Montessori charter school eligible for Steamboat’s half-cent sales tax |

Montessori charter school eligible for Steamboat’s half-cent sales tax

Trevon Shoemaker, a kindergartner at Mountain Village Montessori Charter School, works with teacher Jessica LeBlanc Tuesday on the school's first day of classes in September.
Courtesy Photo

— The majority of Education Fund Board members Wednesday agreed that Mountain Village Montessori Charter School is eligible to receive funds from the city’s half-cent sales tax.

The group voted 8-1 that because of the fact that the Montessori school is a public school in Routt County, it is eligible for the funding based on 2009 ballot language supported by county voters regarding the half-cent tax.

Board president Sam Jones said he felt it was important for the board to formally move on whether it believed the Montessori school was eligible, considering the school could be a “new mouth to feed,” and board members had questioned the charter school’s eligibility.

“I’d like to make it formal,” Jones said.

Before the vote, Mountain Village Montessori Charter School governing board chair and founder Kristen Rockford and board member Emily Barnhart answered Education Fund Board members’ questions about how the school functions and is funded.

Rockford said the school is subject to all of the same regulations as another public school, yet the Montessori school doesn’t benefit from any local property taxes, including the recent kindergarten funding mill levy passed by the Steamboat Springs School District.

“Charter schools essentially have to do more with less,” Rockford said. “We have to be very creative, and we have to be very innovative about how we run our facility.”

Rockford pointed out that the Montessori school also has to pay rent for its facility, while other local public schools do not.

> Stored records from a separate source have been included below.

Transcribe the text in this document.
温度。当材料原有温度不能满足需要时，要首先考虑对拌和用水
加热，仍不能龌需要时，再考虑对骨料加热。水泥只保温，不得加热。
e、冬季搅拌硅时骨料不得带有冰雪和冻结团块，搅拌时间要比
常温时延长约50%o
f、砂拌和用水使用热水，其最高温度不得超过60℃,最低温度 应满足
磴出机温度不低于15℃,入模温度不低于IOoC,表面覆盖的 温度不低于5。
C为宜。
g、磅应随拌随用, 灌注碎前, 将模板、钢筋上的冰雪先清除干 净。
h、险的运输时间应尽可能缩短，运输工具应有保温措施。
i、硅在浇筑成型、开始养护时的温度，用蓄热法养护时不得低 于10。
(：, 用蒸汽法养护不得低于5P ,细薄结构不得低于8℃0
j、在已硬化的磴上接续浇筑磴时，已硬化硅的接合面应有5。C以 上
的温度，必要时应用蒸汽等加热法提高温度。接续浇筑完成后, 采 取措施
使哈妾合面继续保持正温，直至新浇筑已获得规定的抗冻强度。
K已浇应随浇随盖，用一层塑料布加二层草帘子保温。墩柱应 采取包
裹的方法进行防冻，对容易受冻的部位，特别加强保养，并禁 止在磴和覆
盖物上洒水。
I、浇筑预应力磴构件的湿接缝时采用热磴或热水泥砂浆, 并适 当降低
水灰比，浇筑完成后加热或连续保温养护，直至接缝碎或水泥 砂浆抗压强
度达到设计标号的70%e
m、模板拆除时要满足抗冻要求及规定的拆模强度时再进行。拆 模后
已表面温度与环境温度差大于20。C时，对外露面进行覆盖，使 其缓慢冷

While the board came to an agreement that the Montessori school is eligible for grants, it doesn’t necessarily mean the school would receive any funding this year.

The Montessori school’s grant applications will be considered by the Education Fund’s grant commission along with district, community group and innovation grants this spring, and both the commission and board will likely discuss how to fund the grants if the commission believes they have merit.

Rockford said earlier this week that the school intended to ask for funding for its outdoor education program and money towards the salary of an instructional coach for teachers.